PsycoLLM: Enhancing LLM for Psychological Understanding and Evaluation

Jinpeng Hu,Tengteng Dong,Luo Gang,Hui Ma,Peng Zou,Xiao Sun,Dan Guo,Meng Wang
2024-08-07
Abstract:Mental health has attracted substantial attention in recent years and LLM can be an effective technology for alleviating this problem owing to its capability in text understanding and dialogue. However, existing research in this domain often suffers from limitations, such as training on datasets lacking crucial prior knowledge and evidence, and the absence of comprehensive evaluation methods. In this paper, we propose a specialized psychological large language model (LLM), named PsycoLLM, trained on a proposed high-quality psychological dataset, including single-turn QA, multi-turn dialogues and knowledge-based QA. Specifically, we construct multi-turn dialogues through a three-step pipeline comprising generation, evidence judgment, and refinement. We augment this process with real-world psychological case backgrounds extracted from online platforms, enhancing the relevance and applicability of the generated data. Additionally, to compare the performance of PsycoLLM with other LLMs, we develop a comprehensive psychological benchmark based on authoritative psychological counseling examinations in China, which includes assessments of professional ethics, theoretical proficiency, and case analysis. The experimental results on the benchmark illustrates the effectiveness of PsycoLLM, which demonstrates superior performance compared to other LLMs.
Computation and Language
What problem does this paper attempt to address?

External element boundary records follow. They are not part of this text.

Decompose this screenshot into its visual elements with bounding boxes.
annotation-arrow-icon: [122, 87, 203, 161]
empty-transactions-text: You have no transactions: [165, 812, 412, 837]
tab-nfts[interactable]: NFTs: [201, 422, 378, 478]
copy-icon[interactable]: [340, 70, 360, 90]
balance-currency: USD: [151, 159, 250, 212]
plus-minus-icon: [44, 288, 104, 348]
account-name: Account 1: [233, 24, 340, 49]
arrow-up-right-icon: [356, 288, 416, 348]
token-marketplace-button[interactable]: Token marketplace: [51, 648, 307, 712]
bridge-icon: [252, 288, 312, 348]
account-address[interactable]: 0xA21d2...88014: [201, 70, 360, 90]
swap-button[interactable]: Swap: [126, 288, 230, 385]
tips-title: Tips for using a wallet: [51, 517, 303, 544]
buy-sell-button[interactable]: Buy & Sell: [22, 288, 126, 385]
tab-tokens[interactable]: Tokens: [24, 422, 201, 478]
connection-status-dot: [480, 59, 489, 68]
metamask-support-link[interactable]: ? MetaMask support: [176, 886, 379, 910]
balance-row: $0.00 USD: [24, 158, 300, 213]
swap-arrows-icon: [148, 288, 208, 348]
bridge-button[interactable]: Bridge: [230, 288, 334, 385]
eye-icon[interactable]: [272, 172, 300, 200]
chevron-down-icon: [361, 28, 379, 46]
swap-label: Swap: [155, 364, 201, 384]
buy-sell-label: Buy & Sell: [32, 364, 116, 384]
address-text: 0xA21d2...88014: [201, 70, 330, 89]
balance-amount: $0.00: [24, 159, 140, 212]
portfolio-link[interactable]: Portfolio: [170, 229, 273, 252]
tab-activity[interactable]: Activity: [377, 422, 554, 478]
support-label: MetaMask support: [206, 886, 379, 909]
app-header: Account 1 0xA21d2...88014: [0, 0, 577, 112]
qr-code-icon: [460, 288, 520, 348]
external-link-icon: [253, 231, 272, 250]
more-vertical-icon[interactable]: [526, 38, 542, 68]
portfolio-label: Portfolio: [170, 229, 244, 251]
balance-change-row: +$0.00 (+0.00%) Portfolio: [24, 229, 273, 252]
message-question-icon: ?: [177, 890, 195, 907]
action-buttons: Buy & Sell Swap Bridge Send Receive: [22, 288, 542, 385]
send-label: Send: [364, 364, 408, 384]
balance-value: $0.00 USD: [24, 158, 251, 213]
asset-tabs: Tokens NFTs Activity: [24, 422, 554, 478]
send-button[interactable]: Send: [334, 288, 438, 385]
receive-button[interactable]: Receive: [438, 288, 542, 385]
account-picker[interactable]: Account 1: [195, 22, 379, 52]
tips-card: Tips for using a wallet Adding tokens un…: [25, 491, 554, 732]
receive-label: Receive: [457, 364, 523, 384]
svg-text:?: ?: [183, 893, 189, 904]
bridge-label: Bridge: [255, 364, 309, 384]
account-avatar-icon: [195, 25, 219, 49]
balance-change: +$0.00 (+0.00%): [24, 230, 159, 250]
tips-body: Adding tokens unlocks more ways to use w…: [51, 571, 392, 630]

The paper attempts to address key challenges faced in the application of psychological language models in the field of mental health. Specifically, these issues include: 1. **Quality of datasets**: Existing psychological language models are often trained on datasets that lack important prior knowledge and evidence, which may result in generated data that does not align with real-world psychological communication scenarios. 2. **Insufficient evaluation methods**: Most current research relies on expert subjective judgment or overly depends on other large models when evaluating psychological language models. These methods may not fully reflect the nuanced performance of the models. To address these issues, the paper proposes a specialized psychological language model (PsycoLLM), which is trained on high-quality psychological datasets, including single-turn Q&A, multi-turn dialogues, and knowledge-based Q&A. Additionally, the paper introduces a comprehensive benchmark test based on the authoritative Chinese psychological counseling exam to thoroughly evaluate the model's performance. This benchmark test includes three parts: professional ethics, theoretical knowledge, and case analysis, aiming to comprehensively assess the model's theoretical mastery and practical application capabilities.